I have what may be an unnatural attraction to shiny objects, especially tools. Sure, a 15mm combination wrench with a black industrial finish is just as functional as a chromed and highly polished one, but given a choice, I'll take chrome. I have an assortment of wrenches in the toolbox and I'll always go for the Snap-On or Craftsman Professionals first. If wrenches could be described as 'sexy,' these ones have it. They just feel right in the hand.
But today I'm writing about the other end of the spectrum, one of the most ubiquitous, humblest tools in the box – the simple tire iron. They're the Rodney Dangerfield of tools, getting little respect unless they're missing. Try to change a tire using a screwdriver and you'll understand the need for tire irons.
But not all tire irons are created equal. Back in the 1970s, there were some cheap, shoddy ones made from stampings. They were a small improvement over a screwdriver but the stamped edges were quite sharp and capable of slicing a tube. I rounded the edges with a stone and reserved their use to dire emergencies. Thankfully, they went missing somewhere in the mists of time or possibly in the garage. Good riddance.
(All photos from CycleDog)
I acquired these steel levers at about the same time. There's no manufacturer's markings so I have no idea of their origin. The working end is thin and strong in order to deal with narrow road tires. The hook on the other end goes over the spokes. My only criticism is that they're prone to corrosion despite what appears to be chrome or nickel plating. Sure, they're 30 years old so they should show some wear. Sometimes I knock the rust off with a wire wheel and spray them with clear acrylic. They're my favorites. No, you can't borrow them.

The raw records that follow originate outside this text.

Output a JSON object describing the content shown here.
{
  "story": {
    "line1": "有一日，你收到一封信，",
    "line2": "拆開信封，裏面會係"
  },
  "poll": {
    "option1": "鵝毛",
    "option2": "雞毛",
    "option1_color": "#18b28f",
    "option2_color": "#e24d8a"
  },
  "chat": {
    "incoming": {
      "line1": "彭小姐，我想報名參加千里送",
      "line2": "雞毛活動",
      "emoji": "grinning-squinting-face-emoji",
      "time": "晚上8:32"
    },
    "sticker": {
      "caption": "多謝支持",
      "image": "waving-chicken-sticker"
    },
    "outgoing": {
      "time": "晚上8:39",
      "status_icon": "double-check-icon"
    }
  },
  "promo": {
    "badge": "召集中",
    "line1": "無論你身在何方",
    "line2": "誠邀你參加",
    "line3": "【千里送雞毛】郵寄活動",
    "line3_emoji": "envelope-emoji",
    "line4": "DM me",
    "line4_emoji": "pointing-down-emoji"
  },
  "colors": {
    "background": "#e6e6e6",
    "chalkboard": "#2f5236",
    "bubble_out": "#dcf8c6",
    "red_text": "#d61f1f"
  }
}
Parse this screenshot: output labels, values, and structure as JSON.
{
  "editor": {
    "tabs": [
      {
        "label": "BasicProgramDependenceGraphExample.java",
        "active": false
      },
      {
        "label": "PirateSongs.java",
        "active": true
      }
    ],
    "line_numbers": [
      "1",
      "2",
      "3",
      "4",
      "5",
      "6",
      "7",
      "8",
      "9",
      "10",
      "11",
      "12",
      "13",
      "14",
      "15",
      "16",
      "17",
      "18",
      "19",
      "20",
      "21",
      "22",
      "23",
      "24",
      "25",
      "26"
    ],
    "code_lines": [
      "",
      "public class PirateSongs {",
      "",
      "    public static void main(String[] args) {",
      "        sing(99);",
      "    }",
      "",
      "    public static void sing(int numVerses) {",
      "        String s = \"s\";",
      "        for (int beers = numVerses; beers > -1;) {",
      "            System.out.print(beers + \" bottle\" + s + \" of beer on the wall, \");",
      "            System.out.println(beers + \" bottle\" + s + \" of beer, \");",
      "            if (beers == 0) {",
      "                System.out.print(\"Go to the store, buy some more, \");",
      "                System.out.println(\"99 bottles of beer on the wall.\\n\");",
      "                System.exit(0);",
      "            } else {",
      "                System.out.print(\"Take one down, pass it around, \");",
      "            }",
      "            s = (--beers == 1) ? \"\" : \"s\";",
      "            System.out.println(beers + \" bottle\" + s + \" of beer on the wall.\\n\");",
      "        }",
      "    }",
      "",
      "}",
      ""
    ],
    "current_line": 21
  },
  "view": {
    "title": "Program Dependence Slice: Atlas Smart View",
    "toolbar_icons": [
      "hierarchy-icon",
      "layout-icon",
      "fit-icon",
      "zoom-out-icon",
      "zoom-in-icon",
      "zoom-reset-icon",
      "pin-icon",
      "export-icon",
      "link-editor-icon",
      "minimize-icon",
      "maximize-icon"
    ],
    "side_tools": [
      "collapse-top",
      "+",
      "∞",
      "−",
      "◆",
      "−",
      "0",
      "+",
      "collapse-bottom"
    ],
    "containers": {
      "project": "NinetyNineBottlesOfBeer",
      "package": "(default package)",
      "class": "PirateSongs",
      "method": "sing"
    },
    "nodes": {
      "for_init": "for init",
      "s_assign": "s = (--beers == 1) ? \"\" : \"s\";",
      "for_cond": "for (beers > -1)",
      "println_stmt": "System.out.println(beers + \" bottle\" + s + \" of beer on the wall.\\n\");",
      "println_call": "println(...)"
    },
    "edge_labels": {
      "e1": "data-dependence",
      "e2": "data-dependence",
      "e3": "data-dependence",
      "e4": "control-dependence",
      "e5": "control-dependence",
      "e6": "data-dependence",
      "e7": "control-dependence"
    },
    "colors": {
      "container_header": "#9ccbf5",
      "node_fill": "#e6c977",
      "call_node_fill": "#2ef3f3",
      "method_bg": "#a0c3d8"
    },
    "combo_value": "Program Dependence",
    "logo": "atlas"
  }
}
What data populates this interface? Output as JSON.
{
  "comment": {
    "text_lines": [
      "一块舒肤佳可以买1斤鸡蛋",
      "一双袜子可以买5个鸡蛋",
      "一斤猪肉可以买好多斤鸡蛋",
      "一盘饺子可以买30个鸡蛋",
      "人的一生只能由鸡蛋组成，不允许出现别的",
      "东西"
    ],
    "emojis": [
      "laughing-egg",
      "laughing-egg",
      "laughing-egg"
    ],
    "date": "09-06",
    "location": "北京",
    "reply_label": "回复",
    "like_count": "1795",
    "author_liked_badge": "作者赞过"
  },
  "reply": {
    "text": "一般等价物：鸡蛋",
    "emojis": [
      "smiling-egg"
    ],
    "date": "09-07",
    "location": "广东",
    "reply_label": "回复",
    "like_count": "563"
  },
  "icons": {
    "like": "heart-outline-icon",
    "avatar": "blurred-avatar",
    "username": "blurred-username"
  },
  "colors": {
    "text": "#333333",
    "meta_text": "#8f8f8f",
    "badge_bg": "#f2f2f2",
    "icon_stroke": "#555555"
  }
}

These Park tire irons are plastic. They work well but they're bulky. The working end is wider and thicker than the steel levers, making them a little more awkward to use on a narrow, high-pressure tire. I haven't managed to break them yet so they must be fairly strong. One plus – since they snap together into a unit, they don't rattle in the seat bag. No rust, either.
You may wonder why I have all of these. The explanation is simple. Each bike has a seat bag with one or two spare tubes, a patch kit, and a pair of tire irons. Each has a frame pump too, so I don't have to move anything from bike to bike. I used to do just that until the day I forgot to shift the bag and pump. That's one way of guaranteeing a flat tire and a long walk home.
I was in Tom's Bicycles last week. He showed me these very nice titanium tire levers from King Cage. I just had to have them! Think of it – strong, light, and no rust! They're shiny too. I couldn't resist showing them to some of my co-workers. I was the cool guy if only for a few minutes. But they sparked an argument over whether the levers were solid rod stock or hollow tubing. It doesn't take much to get us started, obviously. So I wrote to King Cage and asked. Ron Andrews wrote back and said, “Ed, tubing, thanx, Ron.” I admire brevity. And my thanks to you too, Ron.